光の差し込む荘厳な空間で、神官が静かに待っていた。
「ルーファス・グレイよ、君の才能を祝福し、スキルを授ける」
光がルーの手に触れ、全身に温かい力が駆け巡る。
神官がスキルの一覧を告げる。
《魔法全属性》
《デバフ・学園もの》
ルーの目が飛び出そうになる。
「……え? なにこの名前……《デバフ・学園もの》って……?」
神官も困惑して顔をしかめた。
「……あ、あの……君は将来的に、学園的なテンプレ?シチュエーションを体験した場合……少量だが吐血するかもしれない……」
ルーはその瞬間、泣き崩れた。
「な、なにそれぇぇぇぇぇっ!!」
初めてスキル授与で喜びではなく恐怖のあまり号泣する体験だ。
両親の前でルーは必死にひれ伏した。
「お願いです……お願いです! 学園だけは……許してください……!」
母エリザも、父セドリックも唖然。

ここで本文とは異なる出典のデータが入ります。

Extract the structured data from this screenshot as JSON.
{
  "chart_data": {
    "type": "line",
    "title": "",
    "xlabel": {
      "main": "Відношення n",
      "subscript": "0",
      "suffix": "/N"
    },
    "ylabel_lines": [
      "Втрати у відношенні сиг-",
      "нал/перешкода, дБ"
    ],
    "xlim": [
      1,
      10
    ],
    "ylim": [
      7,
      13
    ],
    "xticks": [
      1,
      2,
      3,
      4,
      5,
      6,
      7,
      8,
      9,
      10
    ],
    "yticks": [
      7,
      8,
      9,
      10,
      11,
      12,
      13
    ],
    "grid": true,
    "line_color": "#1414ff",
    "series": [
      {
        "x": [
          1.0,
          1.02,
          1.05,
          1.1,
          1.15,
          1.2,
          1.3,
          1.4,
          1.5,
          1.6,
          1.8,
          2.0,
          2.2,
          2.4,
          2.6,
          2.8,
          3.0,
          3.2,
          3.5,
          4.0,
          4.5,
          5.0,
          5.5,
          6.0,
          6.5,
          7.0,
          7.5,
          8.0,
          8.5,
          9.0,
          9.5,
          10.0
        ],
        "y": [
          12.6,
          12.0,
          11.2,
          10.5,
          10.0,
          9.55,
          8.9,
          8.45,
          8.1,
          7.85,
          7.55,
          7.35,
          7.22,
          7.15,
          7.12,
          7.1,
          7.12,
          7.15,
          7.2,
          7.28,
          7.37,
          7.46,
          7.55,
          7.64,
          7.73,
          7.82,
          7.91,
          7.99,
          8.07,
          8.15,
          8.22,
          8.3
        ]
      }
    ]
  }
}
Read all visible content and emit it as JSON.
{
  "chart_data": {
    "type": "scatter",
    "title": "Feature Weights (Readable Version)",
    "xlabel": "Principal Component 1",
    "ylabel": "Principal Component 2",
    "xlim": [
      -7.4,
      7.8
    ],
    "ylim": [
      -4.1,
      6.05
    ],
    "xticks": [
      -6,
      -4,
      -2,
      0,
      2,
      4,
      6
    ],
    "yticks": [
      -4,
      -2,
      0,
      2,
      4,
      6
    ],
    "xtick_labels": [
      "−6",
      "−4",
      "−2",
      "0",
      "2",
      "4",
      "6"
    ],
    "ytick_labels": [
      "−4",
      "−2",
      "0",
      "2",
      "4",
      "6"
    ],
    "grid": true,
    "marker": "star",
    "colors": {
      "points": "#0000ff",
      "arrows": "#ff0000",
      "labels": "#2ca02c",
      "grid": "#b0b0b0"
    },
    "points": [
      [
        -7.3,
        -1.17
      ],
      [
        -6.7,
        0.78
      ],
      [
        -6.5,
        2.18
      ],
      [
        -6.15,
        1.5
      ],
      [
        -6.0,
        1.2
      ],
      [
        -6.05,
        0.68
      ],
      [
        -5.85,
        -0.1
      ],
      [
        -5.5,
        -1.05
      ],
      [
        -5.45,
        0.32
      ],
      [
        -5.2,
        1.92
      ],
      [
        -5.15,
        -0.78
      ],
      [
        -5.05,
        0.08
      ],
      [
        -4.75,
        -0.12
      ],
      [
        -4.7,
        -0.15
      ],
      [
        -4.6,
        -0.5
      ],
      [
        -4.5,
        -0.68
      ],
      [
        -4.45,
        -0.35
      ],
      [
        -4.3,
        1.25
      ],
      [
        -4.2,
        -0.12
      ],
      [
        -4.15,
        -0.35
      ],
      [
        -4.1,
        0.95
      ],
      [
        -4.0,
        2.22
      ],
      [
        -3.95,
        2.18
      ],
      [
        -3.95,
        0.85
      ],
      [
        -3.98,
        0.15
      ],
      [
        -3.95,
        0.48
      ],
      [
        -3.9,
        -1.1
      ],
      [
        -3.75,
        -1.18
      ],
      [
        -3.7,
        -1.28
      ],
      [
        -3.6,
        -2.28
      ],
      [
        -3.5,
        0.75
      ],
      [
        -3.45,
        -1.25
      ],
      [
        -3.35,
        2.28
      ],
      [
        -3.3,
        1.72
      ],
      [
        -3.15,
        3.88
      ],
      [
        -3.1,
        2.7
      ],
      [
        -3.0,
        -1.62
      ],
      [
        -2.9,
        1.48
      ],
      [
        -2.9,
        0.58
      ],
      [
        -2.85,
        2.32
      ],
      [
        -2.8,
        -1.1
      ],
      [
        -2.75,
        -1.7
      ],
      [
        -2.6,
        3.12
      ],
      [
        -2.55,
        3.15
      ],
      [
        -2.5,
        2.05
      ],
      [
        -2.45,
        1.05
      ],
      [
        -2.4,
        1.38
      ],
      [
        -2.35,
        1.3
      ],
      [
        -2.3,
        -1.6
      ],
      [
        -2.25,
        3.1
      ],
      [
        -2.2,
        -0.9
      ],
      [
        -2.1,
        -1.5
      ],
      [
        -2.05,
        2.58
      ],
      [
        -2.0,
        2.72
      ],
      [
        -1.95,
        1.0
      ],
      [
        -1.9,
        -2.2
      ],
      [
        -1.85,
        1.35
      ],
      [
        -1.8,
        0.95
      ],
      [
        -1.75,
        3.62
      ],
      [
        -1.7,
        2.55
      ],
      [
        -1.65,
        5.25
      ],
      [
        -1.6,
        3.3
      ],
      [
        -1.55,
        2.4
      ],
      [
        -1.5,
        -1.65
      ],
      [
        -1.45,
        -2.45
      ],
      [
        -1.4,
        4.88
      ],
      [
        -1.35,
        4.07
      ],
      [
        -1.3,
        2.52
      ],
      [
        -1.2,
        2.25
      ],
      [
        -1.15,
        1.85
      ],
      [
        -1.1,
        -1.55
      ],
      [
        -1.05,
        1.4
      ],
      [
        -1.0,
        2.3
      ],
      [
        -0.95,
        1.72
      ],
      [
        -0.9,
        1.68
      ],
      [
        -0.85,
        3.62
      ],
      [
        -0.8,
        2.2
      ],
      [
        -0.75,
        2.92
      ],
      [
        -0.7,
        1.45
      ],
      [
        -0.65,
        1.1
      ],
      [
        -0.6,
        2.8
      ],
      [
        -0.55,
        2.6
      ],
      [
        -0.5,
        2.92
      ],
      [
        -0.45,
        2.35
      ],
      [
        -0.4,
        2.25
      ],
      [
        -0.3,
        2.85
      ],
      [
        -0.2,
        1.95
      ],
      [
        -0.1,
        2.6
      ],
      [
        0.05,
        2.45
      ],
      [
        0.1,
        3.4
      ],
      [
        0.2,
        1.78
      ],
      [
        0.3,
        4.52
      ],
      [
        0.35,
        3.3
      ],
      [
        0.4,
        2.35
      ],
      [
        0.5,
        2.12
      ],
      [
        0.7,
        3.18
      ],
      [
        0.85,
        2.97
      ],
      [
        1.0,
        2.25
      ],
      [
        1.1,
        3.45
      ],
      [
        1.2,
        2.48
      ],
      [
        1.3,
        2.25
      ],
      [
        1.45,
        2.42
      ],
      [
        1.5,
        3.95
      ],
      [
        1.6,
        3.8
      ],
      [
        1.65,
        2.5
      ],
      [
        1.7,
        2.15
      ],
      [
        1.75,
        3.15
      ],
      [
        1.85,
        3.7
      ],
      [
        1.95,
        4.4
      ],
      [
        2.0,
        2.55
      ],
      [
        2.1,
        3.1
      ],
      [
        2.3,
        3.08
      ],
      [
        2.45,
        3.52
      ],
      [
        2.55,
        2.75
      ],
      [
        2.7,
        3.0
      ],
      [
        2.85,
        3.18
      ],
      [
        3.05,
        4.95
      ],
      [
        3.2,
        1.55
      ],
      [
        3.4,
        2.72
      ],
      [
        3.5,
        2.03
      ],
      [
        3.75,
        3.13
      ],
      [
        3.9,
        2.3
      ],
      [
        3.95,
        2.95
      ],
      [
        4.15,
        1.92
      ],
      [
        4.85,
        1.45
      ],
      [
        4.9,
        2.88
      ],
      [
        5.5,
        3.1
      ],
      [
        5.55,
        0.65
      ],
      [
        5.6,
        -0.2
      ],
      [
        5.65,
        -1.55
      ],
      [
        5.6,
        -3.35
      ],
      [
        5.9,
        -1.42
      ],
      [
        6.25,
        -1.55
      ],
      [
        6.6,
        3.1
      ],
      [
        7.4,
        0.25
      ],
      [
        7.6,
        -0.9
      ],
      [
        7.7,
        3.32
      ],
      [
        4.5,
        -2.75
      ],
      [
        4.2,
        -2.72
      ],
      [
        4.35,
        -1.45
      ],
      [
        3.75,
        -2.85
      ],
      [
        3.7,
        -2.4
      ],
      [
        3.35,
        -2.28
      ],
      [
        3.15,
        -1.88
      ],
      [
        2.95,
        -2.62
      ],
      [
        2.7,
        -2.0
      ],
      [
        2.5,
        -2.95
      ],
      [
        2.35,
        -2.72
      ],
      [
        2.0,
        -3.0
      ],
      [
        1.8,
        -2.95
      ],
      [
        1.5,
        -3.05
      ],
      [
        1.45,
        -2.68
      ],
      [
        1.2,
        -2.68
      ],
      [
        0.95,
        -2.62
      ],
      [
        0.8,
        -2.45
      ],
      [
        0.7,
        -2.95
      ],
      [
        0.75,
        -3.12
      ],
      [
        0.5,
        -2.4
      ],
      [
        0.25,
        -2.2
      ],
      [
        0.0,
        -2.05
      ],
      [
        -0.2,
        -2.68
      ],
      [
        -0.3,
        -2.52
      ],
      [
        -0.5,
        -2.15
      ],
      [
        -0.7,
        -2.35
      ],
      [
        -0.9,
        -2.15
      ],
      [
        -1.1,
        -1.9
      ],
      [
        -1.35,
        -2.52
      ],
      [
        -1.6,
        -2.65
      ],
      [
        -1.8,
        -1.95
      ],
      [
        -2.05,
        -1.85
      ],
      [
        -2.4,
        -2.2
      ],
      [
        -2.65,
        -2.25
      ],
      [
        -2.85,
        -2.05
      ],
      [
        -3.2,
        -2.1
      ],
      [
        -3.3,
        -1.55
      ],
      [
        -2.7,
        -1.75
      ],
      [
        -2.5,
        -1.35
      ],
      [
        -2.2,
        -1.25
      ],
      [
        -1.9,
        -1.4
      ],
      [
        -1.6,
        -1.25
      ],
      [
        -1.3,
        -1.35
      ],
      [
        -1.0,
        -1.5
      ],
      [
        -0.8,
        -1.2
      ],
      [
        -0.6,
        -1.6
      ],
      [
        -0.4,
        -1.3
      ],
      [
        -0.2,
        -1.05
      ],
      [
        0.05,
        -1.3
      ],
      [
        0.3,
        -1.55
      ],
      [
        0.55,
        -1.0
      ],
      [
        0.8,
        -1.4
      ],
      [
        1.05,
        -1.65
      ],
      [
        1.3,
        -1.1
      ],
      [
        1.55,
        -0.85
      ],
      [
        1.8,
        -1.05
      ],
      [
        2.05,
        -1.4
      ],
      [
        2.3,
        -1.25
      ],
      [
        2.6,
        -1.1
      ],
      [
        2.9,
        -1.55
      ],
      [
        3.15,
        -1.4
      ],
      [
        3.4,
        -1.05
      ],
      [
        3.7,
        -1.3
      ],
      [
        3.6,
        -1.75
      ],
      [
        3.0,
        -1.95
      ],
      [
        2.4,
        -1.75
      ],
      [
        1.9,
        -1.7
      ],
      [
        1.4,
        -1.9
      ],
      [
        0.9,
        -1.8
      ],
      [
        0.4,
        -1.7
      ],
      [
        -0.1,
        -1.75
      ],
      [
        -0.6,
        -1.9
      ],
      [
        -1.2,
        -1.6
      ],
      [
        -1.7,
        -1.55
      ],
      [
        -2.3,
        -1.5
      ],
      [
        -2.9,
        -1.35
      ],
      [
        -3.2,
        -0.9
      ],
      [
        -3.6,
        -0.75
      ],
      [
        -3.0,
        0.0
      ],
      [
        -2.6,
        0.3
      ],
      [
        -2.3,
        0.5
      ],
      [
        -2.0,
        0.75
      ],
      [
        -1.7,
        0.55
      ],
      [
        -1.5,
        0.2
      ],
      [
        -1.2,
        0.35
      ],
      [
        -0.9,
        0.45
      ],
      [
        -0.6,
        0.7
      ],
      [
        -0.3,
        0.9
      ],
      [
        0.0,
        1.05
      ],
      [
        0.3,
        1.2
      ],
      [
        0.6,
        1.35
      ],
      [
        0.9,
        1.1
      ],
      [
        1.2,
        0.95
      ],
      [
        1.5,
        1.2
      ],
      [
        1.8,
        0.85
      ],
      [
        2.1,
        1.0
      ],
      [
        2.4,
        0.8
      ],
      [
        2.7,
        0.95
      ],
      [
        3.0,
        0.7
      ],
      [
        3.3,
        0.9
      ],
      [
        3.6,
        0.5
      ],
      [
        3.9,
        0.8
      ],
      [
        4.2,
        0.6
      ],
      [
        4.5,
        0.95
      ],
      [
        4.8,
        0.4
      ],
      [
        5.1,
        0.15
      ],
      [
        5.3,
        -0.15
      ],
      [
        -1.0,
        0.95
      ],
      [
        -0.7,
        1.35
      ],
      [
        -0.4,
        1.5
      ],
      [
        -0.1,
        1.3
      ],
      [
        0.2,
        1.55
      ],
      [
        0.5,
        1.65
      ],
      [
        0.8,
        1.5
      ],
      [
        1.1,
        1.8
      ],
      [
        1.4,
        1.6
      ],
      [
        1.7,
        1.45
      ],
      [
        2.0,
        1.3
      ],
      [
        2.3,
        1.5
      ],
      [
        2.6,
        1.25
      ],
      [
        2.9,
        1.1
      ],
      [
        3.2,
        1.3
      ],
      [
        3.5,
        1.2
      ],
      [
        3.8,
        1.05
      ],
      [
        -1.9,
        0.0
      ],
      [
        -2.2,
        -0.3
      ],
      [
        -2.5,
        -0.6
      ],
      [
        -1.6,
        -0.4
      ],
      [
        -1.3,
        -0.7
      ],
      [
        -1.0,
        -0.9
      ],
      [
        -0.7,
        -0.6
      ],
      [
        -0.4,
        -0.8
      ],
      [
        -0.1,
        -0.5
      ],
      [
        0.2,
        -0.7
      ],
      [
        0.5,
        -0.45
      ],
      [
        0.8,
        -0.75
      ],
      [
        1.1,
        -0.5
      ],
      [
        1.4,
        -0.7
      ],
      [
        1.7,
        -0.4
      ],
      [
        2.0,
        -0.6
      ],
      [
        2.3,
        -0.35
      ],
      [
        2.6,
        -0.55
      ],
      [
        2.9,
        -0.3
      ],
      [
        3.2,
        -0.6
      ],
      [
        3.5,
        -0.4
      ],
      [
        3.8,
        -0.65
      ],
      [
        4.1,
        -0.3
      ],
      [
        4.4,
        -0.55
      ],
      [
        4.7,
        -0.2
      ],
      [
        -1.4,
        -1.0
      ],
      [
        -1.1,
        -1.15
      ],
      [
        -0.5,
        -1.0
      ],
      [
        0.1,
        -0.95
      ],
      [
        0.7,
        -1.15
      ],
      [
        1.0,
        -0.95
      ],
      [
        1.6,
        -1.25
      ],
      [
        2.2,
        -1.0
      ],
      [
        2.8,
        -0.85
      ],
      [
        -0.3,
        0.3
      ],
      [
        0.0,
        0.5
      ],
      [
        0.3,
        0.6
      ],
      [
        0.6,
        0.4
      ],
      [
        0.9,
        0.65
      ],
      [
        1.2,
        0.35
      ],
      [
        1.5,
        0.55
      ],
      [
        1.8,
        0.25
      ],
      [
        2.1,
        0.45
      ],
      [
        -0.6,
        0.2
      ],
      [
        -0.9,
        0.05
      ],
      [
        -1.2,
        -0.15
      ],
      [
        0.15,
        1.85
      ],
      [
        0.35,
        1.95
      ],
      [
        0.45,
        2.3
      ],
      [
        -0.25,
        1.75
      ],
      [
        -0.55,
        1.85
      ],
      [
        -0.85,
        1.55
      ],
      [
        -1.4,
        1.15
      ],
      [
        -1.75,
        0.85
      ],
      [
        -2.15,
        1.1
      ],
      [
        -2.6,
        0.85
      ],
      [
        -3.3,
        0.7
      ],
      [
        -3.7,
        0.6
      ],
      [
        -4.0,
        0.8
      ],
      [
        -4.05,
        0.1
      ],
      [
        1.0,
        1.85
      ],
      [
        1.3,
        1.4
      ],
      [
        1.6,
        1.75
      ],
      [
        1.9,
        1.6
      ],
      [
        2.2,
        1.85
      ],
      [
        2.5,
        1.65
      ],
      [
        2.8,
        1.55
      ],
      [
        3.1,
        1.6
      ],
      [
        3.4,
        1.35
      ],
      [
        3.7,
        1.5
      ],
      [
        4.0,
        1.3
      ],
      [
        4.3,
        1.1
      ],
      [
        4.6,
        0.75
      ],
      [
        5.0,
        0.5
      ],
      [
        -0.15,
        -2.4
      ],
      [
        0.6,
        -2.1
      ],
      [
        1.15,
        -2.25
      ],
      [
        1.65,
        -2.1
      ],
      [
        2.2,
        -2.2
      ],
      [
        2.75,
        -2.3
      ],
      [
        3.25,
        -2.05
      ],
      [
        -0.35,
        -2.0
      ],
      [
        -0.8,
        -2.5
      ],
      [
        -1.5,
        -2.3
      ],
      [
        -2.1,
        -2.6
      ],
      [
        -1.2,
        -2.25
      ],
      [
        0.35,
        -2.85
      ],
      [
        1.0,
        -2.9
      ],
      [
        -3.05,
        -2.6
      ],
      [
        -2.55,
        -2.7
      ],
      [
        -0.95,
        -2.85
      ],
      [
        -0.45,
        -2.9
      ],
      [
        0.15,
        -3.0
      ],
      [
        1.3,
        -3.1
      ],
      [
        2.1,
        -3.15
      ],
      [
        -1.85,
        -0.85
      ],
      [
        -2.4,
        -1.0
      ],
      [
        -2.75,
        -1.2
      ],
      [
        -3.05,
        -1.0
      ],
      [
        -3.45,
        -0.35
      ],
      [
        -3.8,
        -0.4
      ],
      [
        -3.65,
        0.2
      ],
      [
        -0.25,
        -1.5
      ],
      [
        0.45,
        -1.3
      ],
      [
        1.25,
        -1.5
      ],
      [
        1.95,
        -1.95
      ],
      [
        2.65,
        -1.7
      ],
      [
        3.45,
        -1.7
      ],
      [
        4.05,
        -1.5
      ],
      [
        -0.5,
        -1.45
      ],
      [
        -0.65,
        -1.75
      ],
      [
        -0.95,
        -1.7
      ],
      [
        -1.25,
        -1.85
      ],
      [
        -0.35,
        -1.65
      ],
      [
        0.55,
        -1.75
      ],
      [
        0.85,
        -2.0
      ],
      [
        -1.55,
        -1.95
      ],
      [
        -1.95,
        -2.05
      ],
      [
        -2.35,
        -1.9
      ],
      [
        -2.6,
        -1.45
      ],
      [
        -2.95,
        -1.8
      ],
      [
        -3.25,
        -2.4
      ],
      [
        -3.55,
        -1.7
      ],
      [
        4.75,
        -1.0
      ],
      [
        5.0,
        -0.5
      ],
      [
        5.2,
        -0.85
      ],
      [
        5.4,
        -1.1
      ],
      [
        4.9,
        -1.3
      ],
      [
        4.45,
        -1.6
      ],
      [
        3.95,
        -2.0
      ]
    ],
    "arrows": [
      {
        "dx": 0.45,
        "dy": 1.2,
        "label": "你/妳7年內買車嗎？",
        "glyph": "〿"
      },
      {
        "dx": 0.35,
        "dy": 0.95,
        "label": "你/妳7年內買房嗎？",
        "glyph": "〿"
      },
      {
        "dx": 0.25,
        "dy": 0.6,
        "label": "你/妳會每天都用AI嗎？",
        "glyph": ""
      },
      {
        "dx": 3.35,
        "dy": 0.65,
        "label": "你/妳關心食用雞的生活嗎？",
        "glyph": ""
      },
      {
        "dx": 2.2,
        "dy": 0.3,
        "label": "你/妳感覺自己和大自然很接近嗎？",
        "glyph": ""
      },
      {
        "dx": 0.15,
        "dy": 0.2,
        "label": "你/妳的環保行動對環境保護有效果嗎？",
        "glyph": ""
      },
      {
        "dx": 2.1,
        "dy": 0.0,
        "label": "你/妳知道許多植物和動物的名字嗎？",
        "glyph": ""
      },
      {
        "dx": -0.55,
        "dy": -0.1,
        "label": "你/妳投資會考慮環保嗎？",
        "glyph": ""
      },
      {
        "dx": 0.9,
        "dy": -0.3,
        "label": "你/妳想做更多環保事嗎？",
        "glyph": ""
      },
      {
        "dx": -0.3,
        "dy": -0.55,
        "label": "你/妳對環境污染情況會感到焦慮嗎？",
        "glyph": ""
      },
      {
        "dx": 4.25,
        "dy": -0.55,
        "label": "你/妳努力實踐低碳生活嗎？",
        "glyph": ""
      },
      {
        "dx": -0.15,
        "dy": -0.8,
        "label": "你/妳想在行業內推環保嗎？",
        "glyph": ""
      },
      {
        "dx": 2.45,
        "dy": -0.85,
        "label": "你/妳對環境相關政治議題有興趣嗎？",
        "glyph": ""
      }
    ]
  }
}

神官も困惑したまま言葉を濁す。
しかし、必死に土下座するルーの姿は、誰の心にも響くものがあった。
神殿の光に包まれながら、ルーは心に誓った。
「……学園には絶対行かない……絶対だ……!」
こうして、ルーファス・グレイの異世界生活に「学園で吐血フラグ」が立ち、ギャグと絶望の両方が混じった未来が幕を開けたのだった。